A prior article reviewed a decision of the Wisconsin Supreme Court which dealt with the relationship between the workplace and an applicant’s prior domestic violence convictions (Cree, Inc., v. LIRC). This article will discuss a case which followed later in 2022, a decision of the Wisconsin Court of Appeals in Vega v. LIRC, et al., 2021 AP 24, Petition for Review Denied, which dealt with whether an employee’s admission to his employer of the facts underlying two felony deferred prosecution agreements for sexual assault could serve as an independent basis to terminate the employment of the employee.

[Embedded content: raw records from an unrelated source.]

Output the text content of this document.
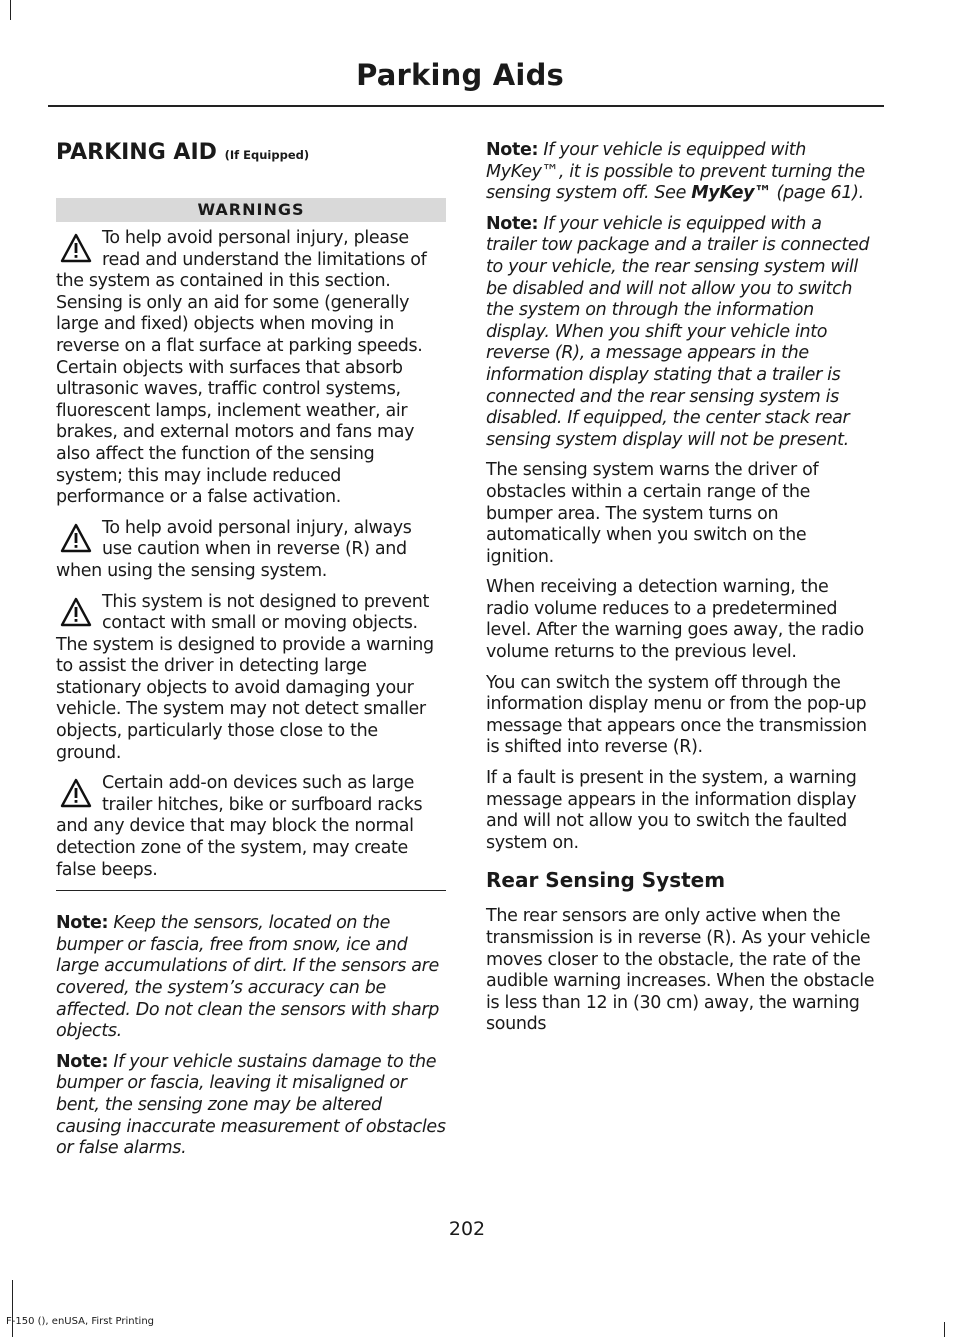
Parking Aids
PARKING AID (If Equipped)
WARNINGS
To help avoid personal injury, please read and understand the limitations of the system as contained in this section. Sensing is only an aid for some (generally large and fixed) objects when moving in reverse on a flat surface at parking speeds. Certain objects with surfaces that absorb ultrasonic waves, traffic control systems, fluorescent lamps, inclement weather, air brakes, and external motors and fans may also affect the function of the sensing system; this may include reduced performance or a false activation.
To help avoid personal injury, always use caution when in reverse (R) and when using the sensing system.
This system is not designed to prevent contact with small or moving objects. The system is designed to provide a warning to assist the driver in detecting large stationary objects to avoid damaging your vehicle. The system may not detect smaller objects, particularly those close to the ground.
Certain add-on devices such as large trailer hitches, bike or surfboard racks and any device that may block the normal detection zone of the system, may create false beeps.

Note: Keep the sensors, located on the bumper or fascia, free from snow, ice and large accumulations of dirt. If the sensors are covered, the system’s accuracy can be affected. Do not clean the sensors with sharp objects.

Note: If your vehicle sustains damage to the bumper or fascia, leaving it misaligned or bent, the sensing zone may be altered causing inaccurate measurement of obstacles or false alarms.

Note: If your vehicle is equipped with MyKey™, it is possible to prevent turning the sensing system off. See MyKey™ (page 61).

Note: If your vehicle is equipped with a trailer tow package and a trailer is connected to your vehicle, the rear sensing system will be disabled and will not allow you to switch the system on through the information display. When you shift your vehicle into reverse (R), a message appears in the information display stating that a trailer is connected and the rear sensing system is disabled. If equipped, the center stack rear sensing system display will not be present.

The sensing system warns the driver of obstacles within a certain range of the bumper area. The system turns on automatically when you switch on the ignition.

When receiving a detection warning, the radio volume reduces to a predetermined level. After the warning goes away, the radio volume returns to the previous level.

You can switch the system off through the information display menu or from the pop-up message that appears once the transmission is shifted into reverse (R).

If a fault is present in the system, a warning message appears in the information display and will not allow you to switch the faulted system on.

Rear Sensing System

The rear sensors are only active when the transmission is in reverse (R). As your vehicle moves closer to the obstacle, the rate of the audible warning increases. When the obstacle is less than 12 in (30 cm) away, the warning sounds

202
F-150 (), enUSA, First Printing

This issue experienced a seesaw of conflicting results at the various administrative and lower court levels, again revealing the difficulty agencies and courts have in striking the appropriate balance between the law’s public policy goal of offering opportunities to individuals with criminal backgrounds while protecting employers, their workers and customers from potentially harmful individuals.
In Vega, the Court of Appeals first needed to determine whether deferred prosecution agreements are part of a person’s “arrest record” or “conviction record.” The significance of that determination is the ability to squarely apply the decades-old holding of a Court of Appeals decision, City of Onalaska v. LIRC, 120 Wis. 2d 363 (Ct. App. 1984) which held an employer does not unlawfully discharge based on an arrest record if it concludes from its own investigation that the employee had, in fact, committed an offense.

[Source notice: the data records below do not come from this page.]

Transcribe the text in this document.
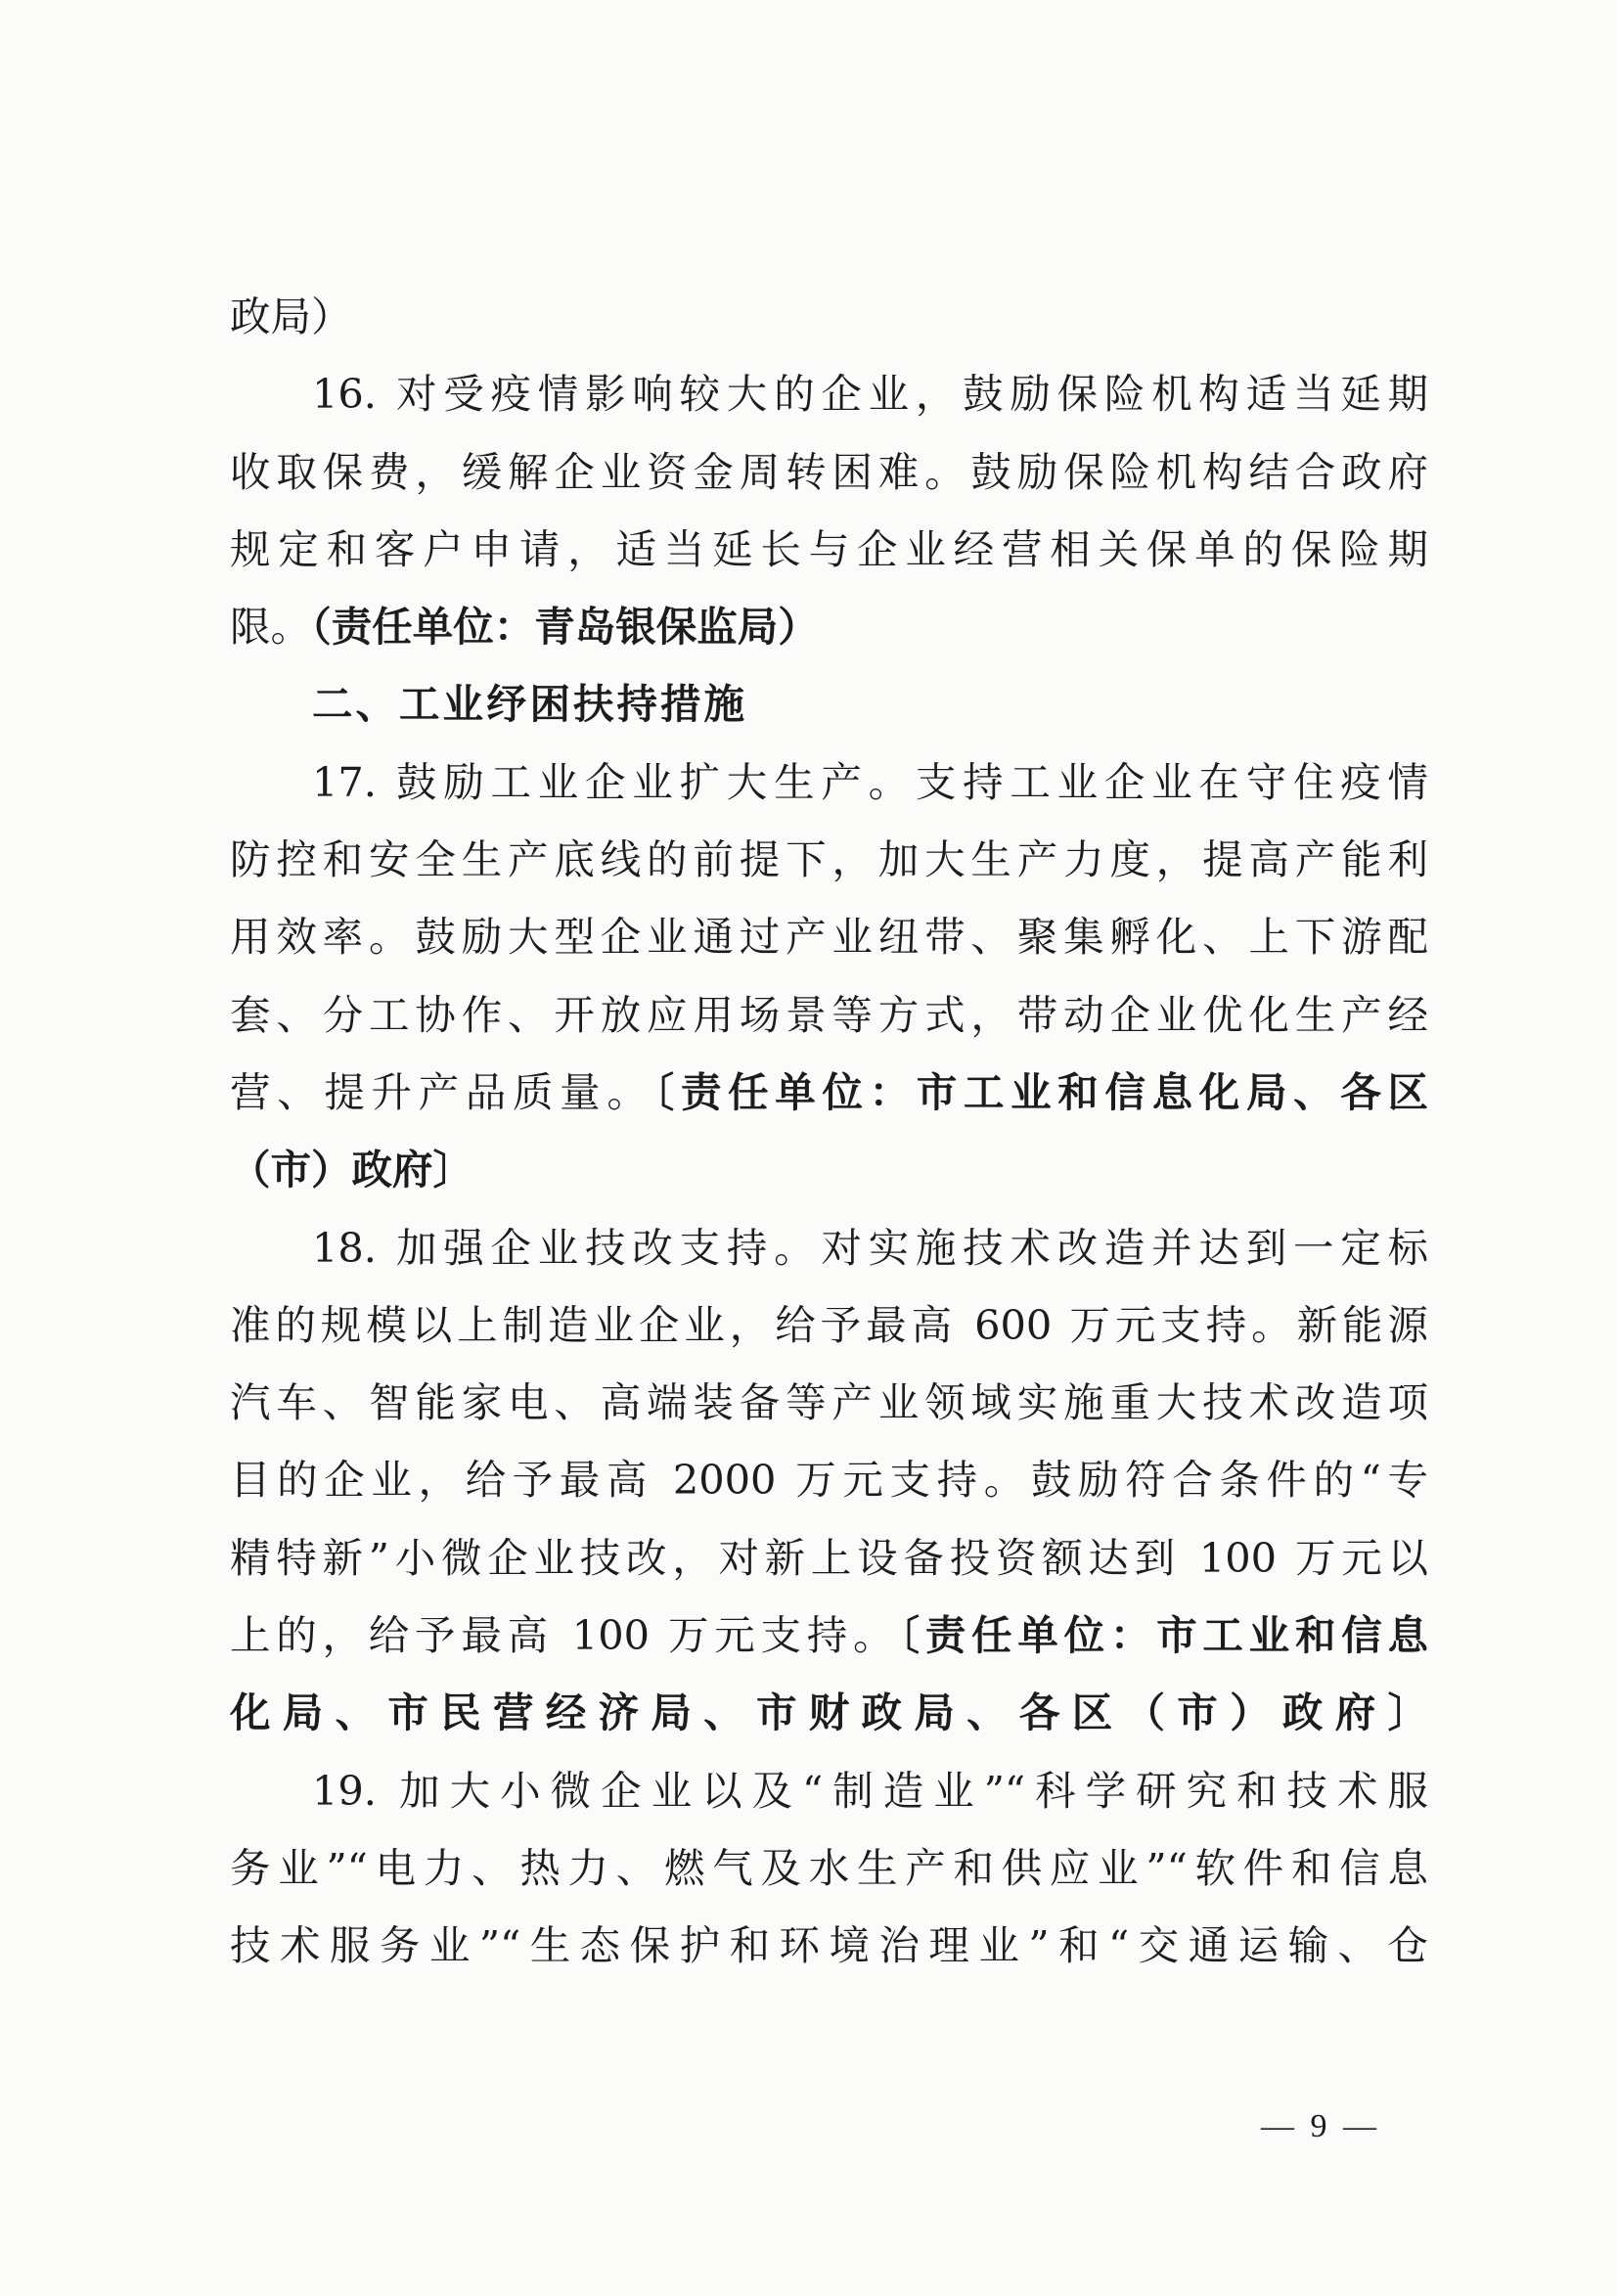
政局）
16. 对受疫情影响较大的企业，鼓励保险机构适当延期
收取保费，缓解企业资金周转困难。鼓励保险机构结合政府
规定和客户申请，适当延长与企业经营相关保单的保险期
限。（责任单位：青岛银保监局）
二、工业纾困扶持措施
17. 鼓励工业企业扩大生产。支持工业企业在守住疫情
防控和安全生产底线的前提下，加大生产力度，提高产能利
用效率。鼓励大型企业通过产业纽带、聚集孵化、上下游配
套、分工协作、开放应用场景等方式，带动企业优化生产经
营、提升产品质量。〔责任单位：市工业和信息化局、各区
（市）政府〕
18. 加强企业技改支持。对实施技术改造并达到一定标
准的规模以上制造业企业，给予最高 600 万元支持。新能源
汽车、智能家电、高端装备等产业领域实施重大技术改造项
目的企业，给予最高 2000 万元支持。鼓励符合条件的“专
精特新”小微企业技改，对新上设备投资额达到 100 万元以
上的，给予最高 100 万元支持。〔责任单位：市工业和信息
化局、市民营经济局、市财政局、各区（市）政府〕
19. 加大小微企业以及“制造业”“科学研究和技术服
务业”“电力、热力、燃气及水生产和供应业”“软件和信息
技术服务业”“生态保护和环境治理业”和“交通运输、仓
— 9 —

After a detailed analysis, the court ultimately concluded that a deferred prosecution agreement constituted an arrest record, not a conviction record, and thus applied the Onalaska exception to conclude Vega’s employer was allowed to rely on the information derived from its own questioning of Vega which included his admissions to the sexual assault.
The Court of Appeals declined the opportunity to clarify whether the longstanding Onalaska rationale applied to discrimination claims based on a conviction record, but noted that the Labor and Industry Review Commission (LIRC) “has now expressly refused to make that extension” despite prior LIRC decisions that cited Onalaska as being applicable to conviction cases. As a result, employers will need to await a future appellate decision to determine that issue. As to arrest records, Vega’s petition to the Wisconsin Supreme Court to review this decision was denied in October, 2022, leaving settled the issue of Onalaska’s application to deferred prosecution agreements.